Innerhalb weniger Minuten konnten vier Suchhunde mit ihren BesitzerInnen in den Einsatz gehen. Einsatzleiter Christoph Ragonig: „Zusätzlich zu den Hunden wurden auch noch das Großunfallsfahrzeug, das gerade für Wartungsarbeiten am Sillufer stand, und ein Rettungswagen an den Einsatzort dirigiert.
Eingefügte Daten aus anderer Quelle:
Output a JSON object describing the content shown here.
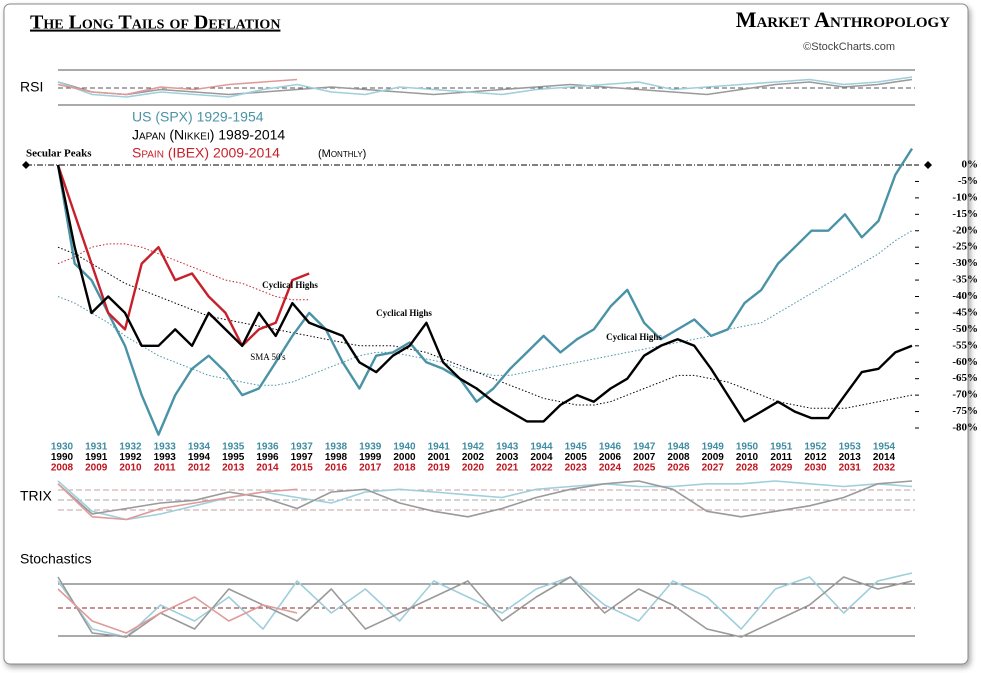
{
  "header": {
    "brand": "Market Anthropology",
    "credit": "©StockCharts.com"
  },
  "chart_data": [
    {
      "type": "line",
      "title": "The Long Tails of Deflation",
      "legend_note": "(Monthly)",
      "annotations": [
        "Secular Peaks",
        "Cyclical Highs",
        "Cyclical Highs",
        "Cyclical Highs",
        "SMA 50's"
      ],
      "x_labels": [
        [
          1930,
          1931,
          1932,
          1933,
          1934,
          1935,
          1936,
          1937,
          1938,
          1939,
          1940,
          1941,
          1942,
          1943,
          1944,
          1945,
          1946,
          1947,
          1948,
          1949,
          1950,
          1951,
          1952,
          1953,
          1954
        ],
        [
          1990,
          1991,
          1992,
          1993,
          1994,
          1995,
          1996,
          1997,
          1998,
          1999,
          2000,
          2001,
          2002,
          2003,
          2004,
          2005,
          2006,
          2007,
          2008,
          2009,
          2010,
          2011,
          2012,
          2013,
          2014
        ],
        [
          2008,
          2009,
          2010,
          2011,
          2012,
          2013,
          2014,
          2015,
          2016,
          2017,
          2018,
          2019,
          2020,
          2021,
          2022,
          2023,
          2024,
          2025,
          2026,
          2027,
          2028,
          2029,
          2030,
          2031,
          2032
        ]
      ],
      "x_label_colors": [
        "#3f8da3",
        "#000000",
        "#c0141e"
      ],
      "ylim": [
        -84,
        6
      ],
      "yticks": [
        {
          "value": 0,
          "label": "0%"
        },
        {
          "value": -5,
          "label": "-5%"
        },
        {
          "value": -10,
          "label": "-10%"
        },
        {
          "value": -15,
          "label": "-15%"
        },
        {
          "value": -20,
          "label": "-20%"
        },
        {
          "value": -25,
          "label": "-25%"
        },
        {
          "value": -30,
          "label": "-30%"
        },
        {
          "value": -35,
          "label": "-35%"
        },
        {
          "value": -40,
          "label": "-40%"
        },
        {
          "value": -45,
          "label": "-45%"
        },
        {
          "value": -50,
          "label": "-50%"
        },
        {
          "value": -55,
          "label": "-55%"
        },
        {
          "value": -60,
          "label": "-60%"
        },
        {
          "value": -65,
          "label": "-65%"
        },
        {
          "value": -70,
          "label": "-70%"
        },
        {
          "value": -75,
          "label": "-75%"
        },
        {
          "value": -80,
          "label": "-80%"
        }
      ],
      "series": [
        {
          "name": "US (SPX) 1929-1954",
          "color": "#4a93a6",
          "values": [
            0,
            -30,
            -35,
            -45,
            -55,
            -70,
            -82,
            -70,
            -62,
            -58,
            -63,
            -70,
            -68,
            -60,
            -52,
            -45,
            -50,
            -60,
            -68,
            -58,
            -57,
            -54,
            -60,
            -62,
            -65,
            -72,
            -68,
            -62,
            -57,
            -52,
            -57,
            -53,
            -50,
            -43,
            -38,
            -48,
            -53,
            -50,
            -47,
            -52,
            -50,
            -42,
            -38,
            -30,
            -25,
            -20,
            -20,
            -15,
            -22,
            -17,
            -3,
            5
          ]
        },
        {
          "name": "Japan (Nikkei) 1989-2014",
          "color": "#000000",
          "values": [
            0,
            -25,
            -45,
            -40,
            -45,
            -55,
            -55,
            -50,
            -55,
            -45,
            -50,
            -55,
            -45,
            -52,
            -42,
            -48,
            -50,
            -52,
            -60,
            -63,
            -58,
            -55,
            -48,
            -60,
            -65,
            -68,
            -72,
            -75,
            -78,
            -78,
            -73,
            -70,
            -72,
            -68,
            -65,
            -58,
            -55,
            -53,
            -55,
            -62,
            -70,
            -78,
            -75,
            -72,
            -75,
            -77,
            -77,
            -70,
            -63,
            -62,
            -57,
            -55
          ]
        },
        {
          "name": "Spain (IBEX) 2009-2014",
          "color": "#c8202a",
          "values": [
            0,
            -15,
            -30,
            -45,
            -50,
            -30,
            -25,
            -35,
            -33,
            -40,
            -45,
            -55,
            -50,
            -48,
            -35,
            -33
          ]
        }
      ],
      "sma": [
        {
          "color": "#4a93a6",
          "values": [
            -40,
            -42,
            -45,
            -48,
            -52,
            -55,
            -58,
            -60,
            -62,
            -64,
            -65,
            -66,
            -67,
            -67,
            -66,
            -64,
            -62,
            -60,
            -58,
            -57,
            -57,
            -58,
            -59,
            -60,
            -62,
            -63,
            -64,
            -64,
            -63,
            -62,
            -61,
            -60,
            -59,
            -58,
            -57,
            -56,
            -55,
            -54,
            -53,
            -52,
            -50,
            -49,
            -48,
            -45,
            -42,
            -39,
            -36,
            -33,
            -30,
            -27,
            -23,
            -20
          ]
        },
        {
          "color": "#000000",
          "values": [
            -25,
            -27,
            -30,
            -33,
            -36,
            -38,
            -40,
            -42,
            -44,
            -46,
            -47,
            -48,
            -49,
            -50,
            -51,
            -52,
            -53,
            -54,
            -55,
            -55,
            -55,
            -56,
            -57,
            -59,
            -61,
            -63,
            -65,
            -67,
            -69,
            -71,
            -72,
            -73,
            -73,
            -72,
            -70,
            -68,
            -66,
            -64,
            -64,
            -65,
            -66,
            -68,
            -70,
            -72,
            -73,
            -74,
            -74,
            -74,
            -73,
            -72,
            -71,
            -70
          ]
        },
        {
          "color": "#c8202a",
          "values": [
            -30,
            -28,
            -25,
            -24,
            -24,
            -25,
            -27,
            -29,
            -31,
            -33,
            -35,
            -36,
            -38,
            -40,
            -41,
            -41
          ]
        }
      ]
    },
    {
      "type": "indicator",
      "title": "RSI",
      "ylim": [
        0,
        100
      ],
      "series": [
        {
          "color": "#9a9a9a",
          "values": [
            60,
            40,
            35,
            45,
            40,
            35,
            40,
            45,
            50,
            45,
            40,
            35,
            40,
            45,
            50,
            55,
            50,
            45,
            40,
            35,
            45,
            55,
            60,
            50,
            55,
            65
          ]
        },
        {
          "color": "#9fcfdc",
          "values": [
            60,
            35,
            30,
            40,
            35,
            30,
            45,
            55,
            40,
            35,
            50,
            45,
            40,
            35,
            45,
            50,
            55,
            60,
            45,
            50,
            55,
            60,
            65,
            55,
            60,
            70
          ]
        },
        {
          "color": "#e09a9a",
          "values": [
            55,
            40,
            35,
            50,
            45,
            55,
            60,
            65
          ]
        }
      ]
    },
    {
      "type": "indicator",
      "title": "TRIX",
      "ylim": [
        -1,
        1
      ],
      "series": [
        {
          "color": "#9fcfdc",
          "values": [
            0.6,
            -0.5,
            -0.8,
            -0.6,
            -0.3,
            0,
            0.2,
            0,
            -0.2,
            0.2,
            0.3,
            0.2,
            0.1,
            0,
            0.3,
            0.4,
            0.5,
            0.4,
            0.4,
            0.5,
            0.5,
            0.6,
            0.5,
            0.4,
            0.5,
            0.4
          ]
        },
        {
          "color": "#9a9a9a",
          "values": [
            0.5,
            -0.6,
            -0.4,
            -0.2,
            -0.1,
            0.2,
            0,
            -0.4,
            0.2,
            0.3,
            -0.2,
            -0.5,
            -0.7,
            -0.4,
            0,
            0.3,
            0.5,
            0.6,
            0.3,
            -0.5,
            -0.7,
            -0.5,
            -0.3,
            0,
            0.5,
            0.6
          ]
        },
        {
          "color": "#e09a9a",
          "values": [
            0.5,
            -0.7,
            -0.8,
            -0.4,
            -0.2,
            0,
            0.2,
            0.3
          ]
        }
      ]
    },
    {
      "type": "indicator",
      "title": "Stochastics",
      "ylim": [
        0,
        100
      ],
      "series": [
        {
          "color": "#9fcfdc",
          "values": [
            80,
            20,
            10,
            50,
            30,
            60,
            20,
            80,
            40,
            70,
            30,
            80,
            60,
            40,
            70,
            85,
            50,
            30,
            80,
            60,
            20,
            70,
            85,
            40,
            80,
            90
          ]
        },
        {
          "color": "#9a9a9a",
          "values": [
            85,
            15,
            10,
            40,
            20,
            70,
            50,
            30,
            70,
            20,
            40,
            60,
            80,
            30,
            60,
            85,
            40,
            70,
            50,
            20,
            10,
            30,
            50,
            85,
            70,
            80
          ]
        },
        {
          "color": "#e09a9a",
          "values": [
            70,
            30,
            15,
            40,
            60,
            30,
            50,
            40
          ]
        }
      ]
    }
  ]
}
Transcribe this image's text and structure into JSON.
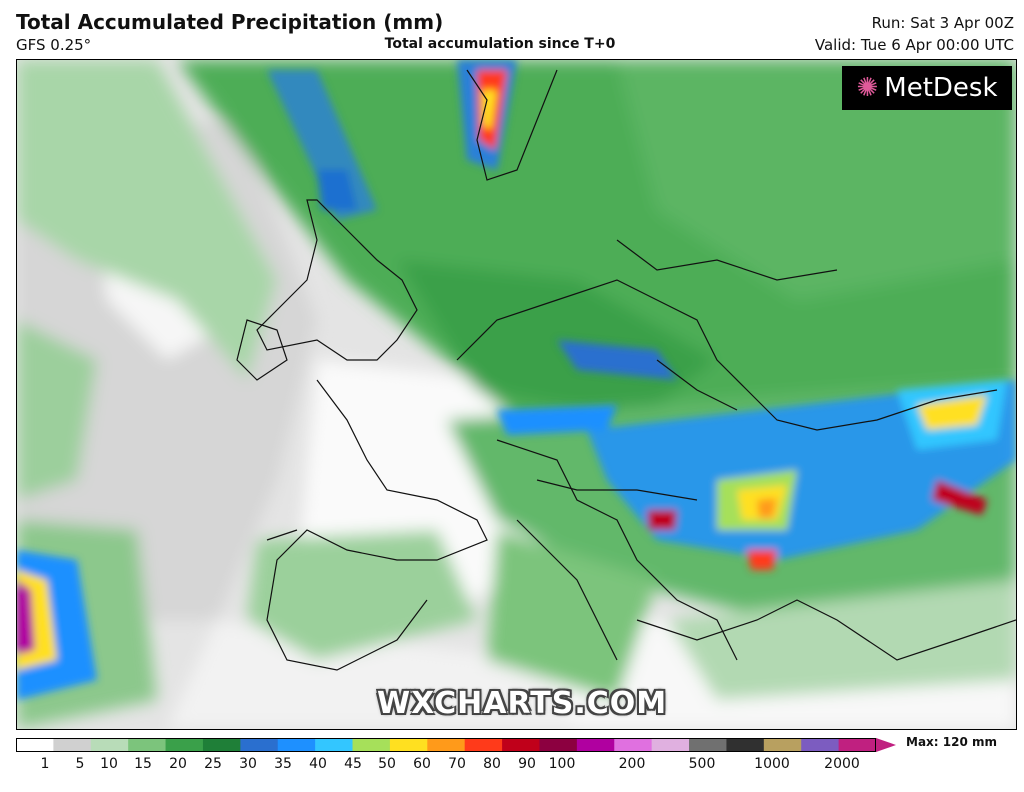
{
  "header": {
    "title": "Total Accumulated Precipitation (mm)",
    "model": "GFS 0.25°",
    "subtitle": "Total accumulation since T+0",
    "run": "Run: Sat 3 Apr 00Z",
    "valid": "Valid: Tue 6 Apr 00:00 UTC"
  },
  "map": {
    "logo_text": "MetDesk",
    "logo_icon": "starburst-icon",
    "watermark": "WXCHARTS.COM"
  },
  "colorbar": {
    "ticks": [
      "1",
      "5",
      "10",
      "15",
      "20",
      "25",
      "30",
      "35",
      "40",
      "45",
      "50",
      "60",
      "70",
      "80",
      "90",
      "100",
      "200",
      "500",
      "1000",
      "2000"
    ],
    "max_label": "Max: 120 mm",
    "colors": [
      "#ffffff",
      "#d0d0d0",
      "#b8dcb8",
      "#7cc47c",
      "#3aa04a",
      "#1f7f38",
      "#2a6fcf",
      "#1e90ff",
      "#33c6ff",
      "#a6e05a",
      "#ffe020",
      "#ff9a1a",
      "#ff3a1a",
      "#c0001a",
      "#8c0040",
      "#b000a0",
      "#e070e0",
      "#e0b0e0",
      "#707070",
      "#303030",
      "#b8a060",
      "#7c5cc0",
      "#c02080"
    ]
  }
}
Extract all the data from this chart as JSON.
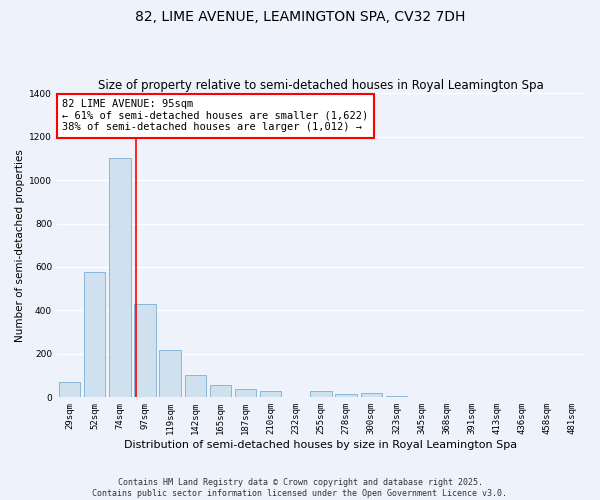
{
  "title": "82, LIME AVENUE, LEAMINGTON SPA, CV32 7DH",
  "subtitle": "Size of property relative to semi-detached houses in Royal Leamington Spa",
  "xlabel": "Distribution of semi-detached houses by size in Royal Leamington Spa",
  "ylabel": "Number of semi-detached properties",
  "bar_labels": [
    "29sqm",
    "52sqm",
    "74sqm",
    "97sqm",
    "119sqm",
    "142sqm",
    "165sqm",
    "187sqm",
    "210sqm",
    "232sqm",
    "255sqm",
    "278sqm",
    "300sqm",
    "323sqm",
    "345sqm",
    "368sqm",
    "391sqm",
    "413sqm",
    "436sqm",
    "458sqm",
    "481sqm"
  ],
  "bar_values": [
    70,
    575,
    1100,
    430,
    220,
    105,
    55,
    40,
    30,
    0,
    30,
    15,
    20,
    5,
    0,
    0,
    0,
    0,
    0,
    0,
    0
  ],
  "bar_color": "#cfe0ef",
  "bar_edge_color": "#7bafd4",
  "vline_x_index": 3,
  "vline_color": "red",
  "annotation_title": "82 LIME AVENUE: 95sqm",
  "annotation_line1": "← 61% of semi-detached houses are smaller (1,622)",
  "annotation_line2": "38% of semi-detached houses are larger (1,012) →",
  "annotation_box_color": "white",
  "annotation_box_edge": "red",
  "ylim": [
    0,
    1400
  ],
  "yticks": [
    0,
    200,
    400,
    600,
    800,
    1000,
    1200,
    1400
  ],
  "footer_line1": "Contains HM Land Registry data © Crown copyright and database right 2025.",
  "footer_line2": "Contains public sector information licensed under the Open Government Licence v3.0.",
  "background_color": "#eef2fb",
  "grid_color": "white",
  "title_fontsize": 10,
  "subtitle_fontsize": 8.5,
  "xlabel_fontsize": 8,
  "ylabel_fontsize": 7.5,
  "tick_fontsize": 6.5,
  "annotation_fontsize": 7.5,
  "footer_fontsize": 6
}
Unsere Aufgabe war in enger Zusammenarbeit mit der Berufsfeuerwehr Innsbruck und der mobilen Überwachungsgruppe der Stadt Innsbruck den Uferbereich am Inn und an der Sill abzusuchen, während die Wasserrettung gleichzeitig die Gewässer absuchte.“ Für die Einsatzkoordination standen die beiden SEG Kommandanten Christoph Schullern-Schrattenhofen und Christoph Ragonig zur Verfügung.“

Am Abend musste die Suche vorerst leider ergebnislos abgebrochen werden. „Vielen Dank an all unserer Einsatzkräfte, die so schnell für diesen doch außergewöhnlichen Einsatz zur Verfügung gestanden sind.“, meint Bezirksrettungskommandant Christian Schneider.